|Rajabi, Ala Al|
|Booth, Sarah L.|
|Peterson, James W.|
|Choi, Sang Woon|
|Suttie, John W.|
|Shea, M. Kyla|
|Fu, Xueyan S.|
Submitted to: Journal of Nutrition
Publication Type: Peer Reviewed Journal
Publication Acceptance Date: 2/8/2012
Publication Date: 5/1/2012
Citation: Rajabi, A., Booth, S., Peterson, J., Choi, S., Suttie, J., Shea, M., Miao, B., Grusak, M.A., Fu, X. 2012. Deuterium-labeled phylloquinone has tissue-specific conversion to menaquinone-4 among Fischer 344 male rats. Journal of Nutrition. 142(5):841-845. Interpretive Summary: Phylloquinone (PK) is mainly dietary form of vitamin K. PK is converted into menaquinone-4 (MK-4) in specific tissues of mammals. MK-4 has unique biological roles. However, the exact mechanism by which PK is converted to MK-4, and the location of where this conversion occurs are not known. The objective of this work is using stable isotope technology to address these gaps in knowledge. The stable isotope technology is novel and widely used in nutrition metabolism. The vegetable was grown in the heavy water, so PK in the vegetable was labeled. We fed the animals with labeled vegetable in different time course. The labeled PK and labeled MK-4 were measured in animal tissues. We found that MK-4 is the preferred form of vitamin K in multiple tissues, but there appears to be a tissue-specific regulation for the conversion of PK to MK-4. These results are important in order to better understand unique physiological roles of MK-4. The results are significant because these findings have implications for the roles of dietary vitamin K in maintaining optimal health.

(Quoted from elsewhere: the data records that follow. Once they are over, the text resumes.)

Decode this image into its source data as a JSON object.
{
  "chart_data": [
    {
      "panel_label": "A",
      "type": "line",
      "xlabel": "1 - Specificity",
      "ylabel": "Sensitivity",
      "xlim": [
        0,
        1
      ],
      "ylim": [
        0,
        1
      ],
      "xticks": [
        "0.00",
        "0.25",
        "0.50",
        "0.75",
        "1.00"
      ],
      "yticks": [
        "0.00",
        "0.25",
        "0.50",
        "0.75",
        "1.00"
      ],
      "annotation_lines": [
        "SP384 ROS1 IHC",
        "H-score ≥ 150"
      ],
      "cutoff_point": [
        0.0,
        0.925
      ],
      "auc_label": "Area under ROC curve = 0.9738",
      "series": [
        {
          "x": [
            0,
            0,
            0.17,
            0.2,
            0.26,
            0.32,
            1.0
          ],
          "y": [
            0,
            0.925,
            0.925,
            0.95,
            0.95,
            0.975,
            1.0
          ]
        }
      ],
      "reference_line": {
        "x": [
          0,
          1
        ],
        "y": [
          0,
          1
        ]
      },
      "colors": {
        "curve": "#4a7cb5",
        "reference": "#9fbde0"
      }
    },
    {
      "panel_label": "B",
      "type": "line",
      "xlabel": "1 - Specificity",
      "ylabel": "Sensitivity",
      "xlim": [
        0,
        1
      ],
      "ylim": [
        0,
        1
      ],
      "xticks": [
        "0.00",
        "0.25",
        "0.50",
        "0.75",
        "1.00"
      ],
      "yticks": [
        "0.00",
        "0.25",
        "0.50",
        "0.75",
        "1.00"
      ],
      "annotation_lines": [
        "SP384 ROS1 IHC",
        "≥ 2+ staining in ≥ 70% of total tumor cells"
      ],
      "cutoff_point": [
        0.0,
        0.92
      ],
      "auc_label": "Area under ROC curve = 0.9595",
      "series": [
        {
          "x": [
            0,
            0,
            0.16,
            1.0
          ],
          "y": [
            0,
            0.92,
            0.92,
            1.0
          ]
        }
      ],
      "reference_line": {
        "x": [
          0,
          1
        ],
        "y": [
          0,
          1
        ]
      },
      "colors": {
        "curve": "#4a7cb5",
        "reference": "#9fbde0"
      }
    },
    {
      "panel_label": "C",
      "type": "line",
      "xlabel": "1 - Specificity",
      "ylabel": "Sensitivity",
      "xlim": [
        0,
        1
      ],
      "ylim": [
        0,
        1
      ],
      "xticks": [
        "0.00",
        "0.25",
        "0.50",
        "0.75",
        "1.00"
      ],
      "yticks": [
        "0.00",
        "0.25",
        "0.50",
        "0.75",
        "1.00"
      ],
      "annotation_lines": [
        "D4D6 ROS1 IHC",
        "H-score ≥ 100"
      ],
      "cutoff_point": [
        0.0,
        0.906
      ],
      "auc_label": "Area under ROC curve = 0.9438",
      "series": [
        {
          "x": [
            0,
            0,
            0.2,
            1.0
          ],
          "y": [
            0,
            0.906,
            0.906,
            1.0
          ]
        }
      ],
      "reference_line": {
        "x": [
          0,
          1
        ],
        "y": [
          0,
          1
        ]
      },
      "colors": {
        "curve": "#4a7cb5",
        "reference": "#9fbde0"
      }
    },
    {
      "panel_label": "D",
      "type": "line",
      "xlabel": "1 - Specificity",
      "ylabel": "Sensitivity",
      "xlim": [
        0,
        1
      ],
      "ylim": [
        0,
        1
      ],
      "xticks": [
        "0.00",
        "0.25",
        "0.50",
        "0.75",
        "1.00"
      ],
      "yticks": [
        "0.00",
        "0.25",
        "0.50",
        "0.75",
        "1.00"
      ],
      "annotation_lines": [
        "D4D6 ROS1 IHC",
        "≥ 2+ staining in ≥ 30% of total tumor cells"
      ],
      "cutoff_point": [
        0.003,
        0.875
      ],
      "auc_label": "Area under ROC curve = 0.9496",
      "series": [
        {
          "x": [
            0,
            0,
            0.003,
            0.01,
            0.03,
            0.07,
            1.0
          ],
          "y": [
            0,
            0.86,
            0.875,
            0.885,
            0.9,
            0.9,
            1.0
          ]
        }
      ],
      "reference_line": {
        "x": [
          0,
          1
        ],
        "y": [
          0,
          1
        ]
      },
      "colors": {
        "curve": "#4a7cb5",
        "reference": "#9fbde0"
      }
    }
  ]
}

Technical Abstract: Phylloquinone (PK) is converted into menaquinone-4 (MK-4) via side chain removal-addition. Stable isotope use is an effective approach to identify the tissue location of this conversion, which is currently unknown. Following a 14 d PK-deficient diet, male Fischer 344 rats (8 mo; n=15) were fed 1.6 mg deuterium-labeled PK (L-PK) per kg diet for 0 (C), 1d (PK-1) and 7 d (PK-7). Both L-PK and deuterium-labeled MK-4 (L-MK-4) were detected in tissues in PK-1 and PK-7, although results varied. Whereas some tissues had an overall increase in MK-4 in response to L-PK, total brain, testes and fat MK-4 concentrations did not. In contrast, L-MK-4 concentrations increased in all three tissues. The deuterium label was found only on the L-MK-4 naphthoquinone ring, confirming the need for side chain removal for formation of MK-4. Labeled menadione (L-MD) was detected in urine and serum in PK-1 and PK-7, confirming its role as an intermediate. A Caco-2 cell monolayer model was used to study the role of the enterocytes in the conversion process. Neither MK-4 nor MD was detected in Caco-2 cells treated with PK. However, when Caco-2 cells were treated with MD, MK-4 was formed. Similarly, MK-4 was formed in response to MD-treated kidney cells. These data demonstrate that MK-4 is the predominant form of vitamin K in multiple tissues, but there appears to be a tissue-specific regulation for the conversion of PK to MK-4.